The Institute carries out research about charitable organizations and charitable tax law, and provides advice to potential donors on the efficient utilisation of funding.

The Institute works to increase effective philanthropy in the United Kingdom and internationally, by raising awareness and understanding of philanthropy, providing donor education and building donor networks.

== Programmes ==
The Institute has developed several international philanthropy programmes.

The Philanthropy Workshop, implemented in 1995 as an offshoot of the Rockefeller Foundation, is a series of three confidential one-week workshops which inform, educate, and connect wealthy donors so they are able to manage their own philanthropic activities more effectively.

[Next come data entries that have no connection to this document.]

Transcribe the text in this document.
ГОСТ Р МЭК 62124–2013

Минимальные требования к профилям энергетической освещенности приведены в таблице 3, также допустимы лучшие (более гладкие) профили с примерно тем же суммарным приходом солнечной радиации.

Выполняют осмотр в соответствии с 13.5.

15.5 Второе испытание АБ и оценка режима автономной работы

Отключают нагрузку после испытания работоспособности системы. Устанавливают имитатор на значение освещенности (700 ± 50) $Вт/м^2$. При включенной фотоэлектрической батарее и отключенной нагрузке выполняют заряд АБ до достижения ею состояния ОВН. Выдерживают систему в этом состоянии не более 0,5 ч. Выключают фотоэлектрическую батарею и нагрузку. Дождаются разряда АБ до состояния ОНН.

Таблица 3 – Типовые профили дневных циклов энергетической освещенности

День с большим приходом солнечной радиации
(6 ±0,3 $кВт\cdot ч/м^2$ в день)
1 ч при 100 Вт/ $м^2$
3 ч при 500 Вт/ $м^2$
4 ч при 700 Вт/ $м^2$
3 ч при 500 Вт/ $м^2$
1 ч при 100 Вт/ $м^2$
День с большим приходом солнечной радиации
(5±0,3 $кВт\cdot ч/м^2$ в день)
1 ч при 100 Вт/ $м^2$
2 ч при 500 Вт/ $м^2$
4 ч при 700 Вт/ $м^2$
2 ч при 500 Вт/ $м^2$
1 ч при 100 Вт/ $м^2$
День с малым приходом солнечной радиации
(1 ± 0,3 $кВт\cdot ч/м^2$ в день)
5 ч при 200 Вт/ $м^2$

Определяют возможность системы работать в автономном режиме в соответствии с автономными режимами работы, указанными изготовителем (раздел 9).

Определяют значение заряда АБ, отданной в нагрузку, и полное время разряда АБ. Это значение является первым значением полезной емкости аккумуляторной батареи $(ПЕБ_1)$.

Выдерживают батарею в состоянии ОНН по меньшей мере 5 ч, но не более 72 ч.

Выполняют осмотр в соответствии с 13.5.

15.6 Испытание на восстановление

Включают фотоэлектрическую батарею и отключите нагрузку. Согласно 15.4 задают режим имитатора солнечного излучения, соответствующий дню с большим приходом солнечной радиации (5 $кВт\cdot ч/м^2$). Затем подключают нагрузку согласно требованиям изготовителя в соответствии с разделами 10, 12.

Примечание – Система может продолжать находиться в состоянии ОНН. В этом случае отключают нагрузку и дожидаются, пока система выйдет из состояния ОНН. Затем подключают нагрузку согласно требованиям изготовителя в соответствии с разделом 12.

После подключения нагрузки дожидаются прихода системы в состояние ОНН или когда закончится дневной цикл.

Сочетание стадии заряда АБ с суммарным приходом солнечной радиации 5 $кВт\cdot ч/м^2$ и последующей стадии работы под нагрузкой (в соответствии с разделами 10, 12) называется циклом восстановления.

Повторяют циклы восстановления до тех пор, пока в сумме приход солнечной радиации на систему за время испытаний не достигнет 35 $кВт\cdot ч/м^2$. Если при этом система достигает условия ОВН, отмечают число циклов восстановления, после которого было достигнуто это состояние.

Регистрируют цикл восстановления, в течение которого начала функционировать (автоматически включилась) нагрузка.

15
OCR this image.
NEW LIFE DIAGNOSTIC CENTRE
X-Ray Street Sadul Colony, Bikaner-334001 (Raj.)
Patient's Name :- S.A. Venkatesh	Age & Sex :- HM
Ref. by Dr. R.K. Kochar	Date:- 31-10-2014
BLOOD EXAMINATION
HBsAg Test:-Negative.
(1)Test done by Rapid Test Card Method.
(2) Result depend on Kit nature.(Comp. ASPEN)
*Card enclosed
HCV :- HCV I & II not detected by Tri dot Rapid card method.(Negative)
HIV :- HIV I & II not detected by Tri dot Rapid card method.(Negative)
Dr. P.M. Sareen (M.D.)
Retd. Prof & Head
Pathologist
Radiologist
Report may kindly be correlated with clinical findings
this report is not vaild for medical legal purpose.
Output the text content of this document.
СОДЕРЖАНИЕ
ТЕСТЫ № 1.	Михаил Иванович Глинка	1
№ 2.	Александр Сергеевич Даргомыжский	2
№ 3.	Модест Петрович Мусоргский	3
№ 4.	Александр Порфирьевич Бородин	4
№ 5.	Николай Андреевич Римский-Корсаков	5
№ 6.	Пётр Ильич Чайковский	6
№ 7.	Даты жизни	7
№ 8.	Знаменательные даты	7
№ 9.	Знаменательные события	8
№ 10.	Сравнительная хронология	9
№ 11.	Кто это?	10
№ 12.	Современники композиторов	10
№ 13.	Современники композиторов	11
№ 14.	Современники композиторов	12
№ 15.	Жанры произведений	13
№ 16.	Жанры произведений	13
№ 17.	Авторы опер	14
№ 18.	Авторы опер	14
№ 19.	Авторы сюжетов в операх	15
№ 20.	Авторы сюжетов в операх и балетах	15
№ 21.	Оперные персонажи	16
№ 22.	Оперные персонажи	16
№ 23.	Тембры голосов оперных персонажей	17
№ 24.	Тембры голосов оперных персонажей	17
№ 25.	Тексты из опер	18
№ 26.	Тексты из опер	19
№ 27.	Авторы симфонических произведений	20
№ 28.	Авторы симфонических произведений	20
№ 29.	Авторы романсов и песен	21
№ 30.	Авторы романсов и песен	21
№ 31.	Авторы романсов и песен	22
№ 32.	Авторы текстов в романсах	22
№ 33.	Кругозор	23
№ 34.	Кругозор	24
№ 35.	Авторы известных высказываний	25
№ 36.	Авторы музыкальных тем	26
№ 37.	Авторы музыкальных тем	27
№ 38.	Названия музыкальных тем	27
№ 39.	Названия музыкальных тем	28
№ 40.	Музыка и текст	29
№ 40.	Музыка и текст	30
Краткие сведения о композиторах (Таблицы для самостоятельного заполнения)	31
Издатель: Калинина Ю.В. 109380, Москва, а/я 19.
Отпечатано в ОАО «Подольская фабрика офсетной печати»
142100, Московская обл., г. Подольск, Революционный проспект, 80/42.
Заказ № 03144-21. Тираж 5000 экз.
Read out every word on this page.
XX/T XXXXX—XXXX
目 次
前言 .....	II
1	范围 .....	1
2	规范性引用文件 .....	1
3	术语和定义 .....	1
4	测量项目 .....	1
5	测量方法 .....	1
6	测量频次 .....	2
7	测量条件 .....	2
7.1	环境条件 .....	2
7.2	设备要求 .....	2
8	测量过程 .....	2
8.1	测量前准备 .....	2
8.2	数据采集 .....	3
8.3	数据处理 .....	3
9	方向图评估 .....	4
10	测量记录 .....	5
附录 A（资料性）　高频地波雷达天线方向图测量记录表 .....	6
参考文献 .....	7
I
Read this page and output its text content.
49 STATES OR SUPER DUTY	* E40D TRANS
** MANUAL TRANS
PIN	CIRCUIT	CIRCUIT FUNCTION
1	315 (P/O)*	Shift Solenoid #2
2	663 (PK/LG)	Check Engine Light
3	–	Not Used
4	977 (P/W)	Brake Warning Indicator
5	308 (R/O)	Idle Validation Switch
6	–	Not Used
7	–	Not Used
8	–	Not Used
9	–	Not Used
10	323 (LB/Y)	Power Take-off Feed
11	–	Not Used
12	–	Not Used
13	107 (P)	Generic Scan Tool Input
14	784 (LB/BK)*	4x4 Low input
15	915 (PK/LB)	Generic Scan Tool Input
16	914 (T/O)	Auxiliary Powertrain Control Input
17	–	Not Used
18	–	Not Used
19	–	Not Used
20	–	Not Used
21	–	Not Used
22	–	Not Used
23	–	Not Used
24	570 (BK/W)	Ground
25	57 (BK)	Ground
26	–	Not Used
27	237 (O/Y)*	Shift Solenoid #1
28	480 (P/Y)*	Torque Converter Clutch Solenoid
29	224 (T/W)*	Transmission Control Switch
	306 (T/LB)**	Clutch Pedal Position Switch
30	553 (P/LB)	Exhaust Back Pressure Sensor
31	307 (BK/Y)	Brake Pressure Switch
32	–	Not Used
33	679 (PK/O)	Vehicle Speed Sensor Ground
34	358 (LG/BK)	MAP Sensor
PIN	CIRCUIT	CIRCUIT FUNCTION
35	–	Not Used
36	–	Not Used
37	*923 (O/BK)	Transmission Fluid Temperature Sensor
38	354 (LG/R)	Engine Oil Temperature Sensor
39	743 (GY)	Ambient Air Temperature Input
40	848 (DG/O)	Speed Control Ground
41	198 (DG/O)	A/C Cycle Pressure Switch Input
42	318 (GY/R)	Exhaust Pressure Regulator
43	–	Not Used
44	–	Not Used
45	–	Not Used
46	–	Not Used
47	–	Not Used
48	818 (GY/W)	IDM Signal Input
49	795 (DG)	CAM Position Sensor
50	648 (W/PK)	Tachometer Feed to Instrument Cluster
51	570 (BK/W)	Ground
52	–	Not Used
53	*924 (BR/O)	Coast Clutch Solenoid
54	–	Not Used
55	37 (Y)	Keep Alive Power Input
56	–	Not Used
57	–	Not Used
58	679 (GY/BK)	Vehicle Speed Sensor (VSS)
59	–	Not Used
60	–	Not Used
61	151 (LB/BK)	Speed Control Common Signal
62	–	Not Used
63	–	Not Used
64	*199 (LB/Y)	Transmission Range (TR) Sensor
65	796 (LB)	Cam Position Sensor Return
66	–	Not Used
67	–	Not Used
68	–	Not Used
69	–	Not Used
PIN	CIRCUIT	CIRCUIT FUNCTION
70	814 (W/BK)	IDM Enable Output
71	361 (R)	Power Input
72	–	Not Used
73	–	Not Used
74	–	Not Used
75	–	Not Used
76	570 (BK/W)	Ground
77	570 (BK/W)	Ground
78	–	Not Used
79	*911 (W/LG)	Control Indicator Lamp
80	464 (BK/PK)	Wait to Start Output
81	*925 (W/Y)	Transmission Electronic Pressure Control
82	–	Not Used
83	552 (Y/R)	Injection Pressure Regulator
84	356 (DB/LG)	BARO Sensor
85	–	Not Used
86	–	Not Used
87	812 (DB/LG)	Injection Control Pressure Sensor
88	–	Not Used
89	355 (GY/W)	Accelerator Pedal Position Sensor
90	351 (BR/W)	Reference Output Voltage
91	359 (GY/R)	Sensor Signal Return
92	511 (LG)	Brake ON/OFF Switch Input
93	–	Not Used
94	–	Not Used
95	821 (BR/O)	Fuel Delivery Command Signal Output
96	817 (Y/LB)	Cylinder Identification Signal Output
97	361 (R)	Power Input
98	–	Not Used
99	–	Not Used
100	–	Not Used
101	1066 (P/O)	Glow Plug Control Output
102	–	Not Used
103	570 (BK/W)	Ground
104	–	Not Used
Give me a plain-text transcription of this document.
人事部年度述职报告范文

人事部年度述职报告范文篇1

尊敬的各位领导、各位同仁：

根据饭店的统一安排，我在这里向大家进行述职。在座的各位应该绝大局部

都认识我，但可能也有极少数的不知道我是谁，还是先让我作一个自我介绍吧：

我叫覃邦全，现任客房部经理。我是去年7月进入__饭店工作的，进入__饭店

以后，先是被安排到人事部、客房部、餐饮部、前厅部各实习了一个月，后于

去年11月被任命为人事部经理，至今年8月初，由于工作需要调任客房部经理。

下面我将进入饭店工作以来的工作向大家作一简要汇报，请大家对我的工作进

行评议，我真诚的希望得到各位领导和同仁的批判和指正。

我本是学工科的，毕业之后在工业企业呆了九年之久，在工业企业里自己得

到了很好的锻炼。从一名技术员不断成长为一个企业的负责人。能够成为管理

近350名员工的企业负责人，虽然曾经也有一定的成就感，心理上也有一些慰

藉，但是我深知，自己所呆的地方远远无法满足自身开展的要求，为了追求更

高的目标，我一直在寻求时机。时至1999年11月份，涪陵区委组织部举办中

The Youth and Philanthropy Initiative (YPI) was launched in Canada by the Toskan-Casale Foundation in 2002 at the Royal St. George's College in Toronto and has been directed by the Philanthropy Institute since 2007, working with the Toskan Casale Foundation and the Wood Family Trust. It is a school-based programme which works with local charities to help increase community awareness and knowledge of philanthropy among young people. As of 2013, it is part of the curriculum in 75 secondary schools. Pupils visit their chosen local charity and prepare presentations showing why that charity is worthy of support. The group judged to have made the best presentation in each school is granted £3,000 to award to their charity. Over 10,000 pupils have participated in the program.

Next Generation Philanthropy is an educational program directed in partnership with the Institute for Family Business. It provides information and education to younger philanthropists in a group setting.